Les giboulées, bien que souvent associées à la pluie, à la neige fondante et au grésil, peuvent également contenir de la grêle et même s’accompagner d’un orage comme nous l’avons vu ce mardi 25 mars dans notre département de l’Ain. Cela dépend des conditions atmosphériques au moment de leur formation.
Les giboulées sont typiquement observées en fin d’hiver et au début du printemps, lorsqu’un air froid en altitude coexiste avec un air plus doux en surface. Cette instabilité favorise le développement de nuages convectifs, principalement des cumulus congestus et des cumulonimbus, qui peuvent donner lieu à des précipitations soudaines et variées. Dans la plupart des cas, les giboulées se caractérisent par un mélange de pluie, de neige fondante et de grésil, avec une alternance rapide entre éclaircies et averses.
Cependant, lorsque l’instabilité atmosphérique est plus marquée, une giboulée peut évoluer en une véritable cellule orageuse. Si la convection est suffisamment développée et que le courant ascendant dans le nuage est fort, des grêlons peuvent se former et atteindre le sol. La grêle, contrairement au grésil, est constituée de morceaux de glace plus gros, formés par des va-et-vient prolongés dans le nuage avant de retomber sous leur propre poids.

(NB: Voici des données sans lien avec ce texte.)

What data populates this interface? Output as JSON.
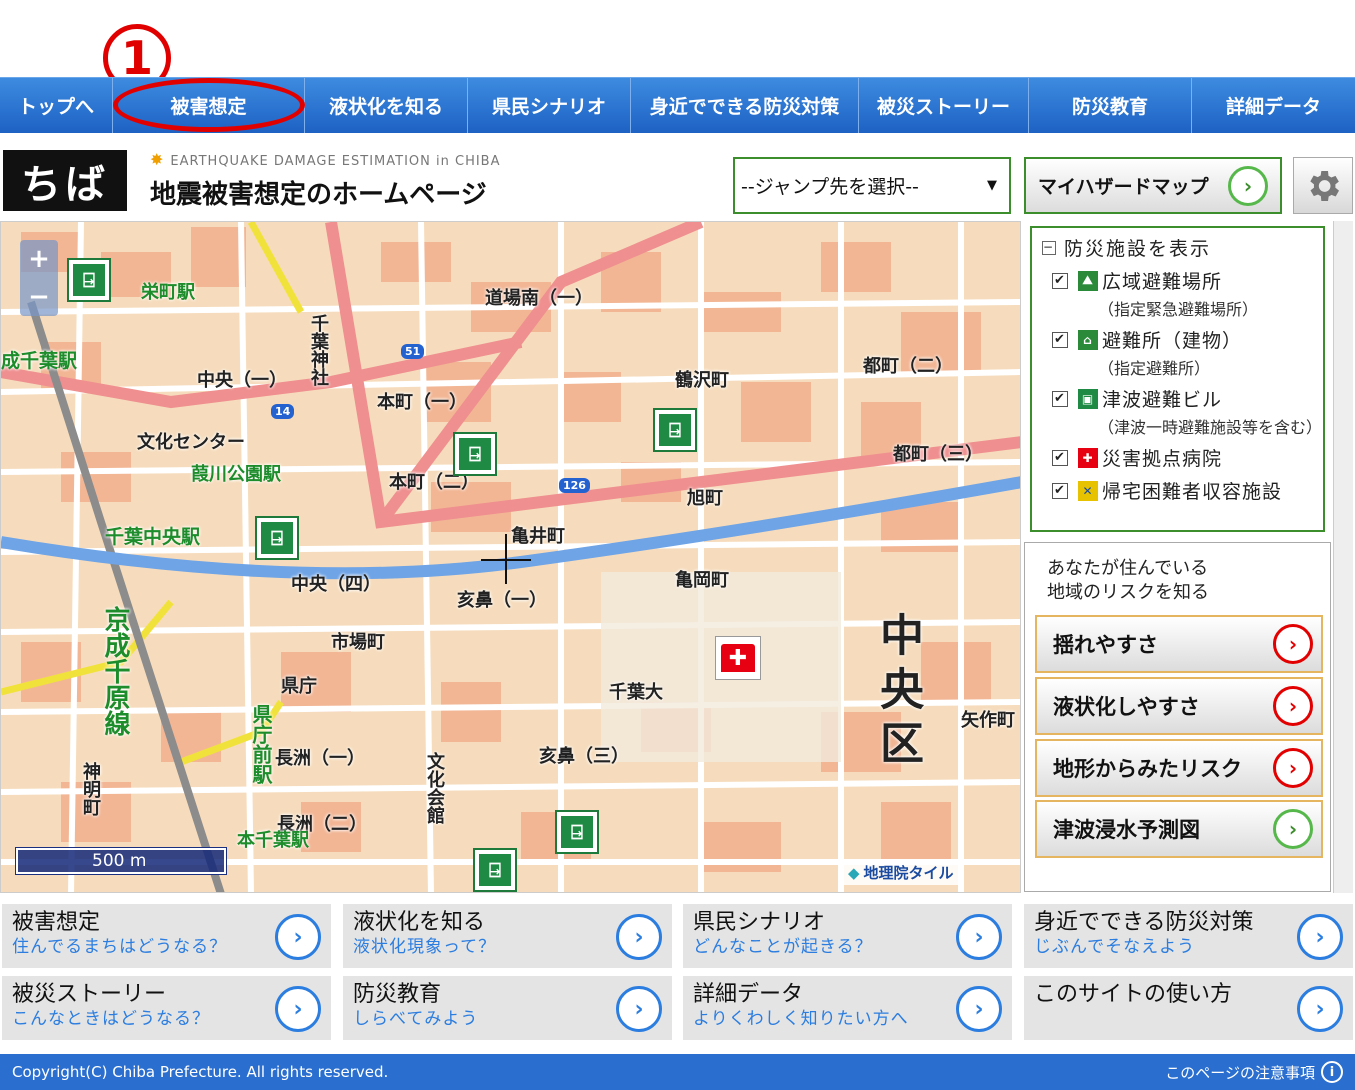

L’orage, bien que plus rare dans les giboulées classiques, reste possible, en particulier lorsque l’écart thermique entre l’air en altitude et celui en surface est important. Un cumulonimbus peut alors produire des éclairs et des coups de tonnerre, conférant à la giboulée un caractère orageux. Ce type de phénomène est plus fréquent au printemps, lorsque l’air commence à se réchauffer en basse altitude, accentuant ainsi les mouvements verticaux dans l’atmosphère.
En résumé, une giboulée peut tout à fait contenir de la grêle et être accompagnée d’un orage, mais ces éléments ne sont pas systématiques. Ils dépendent du degré d’instabilité et de la dynamique des masses d’air en présence. Lorsqu’un orage est présent, on parle parfois de « giboulée orageuse », un phénomène typiquement observé en mars et avril lors des transitions de saison.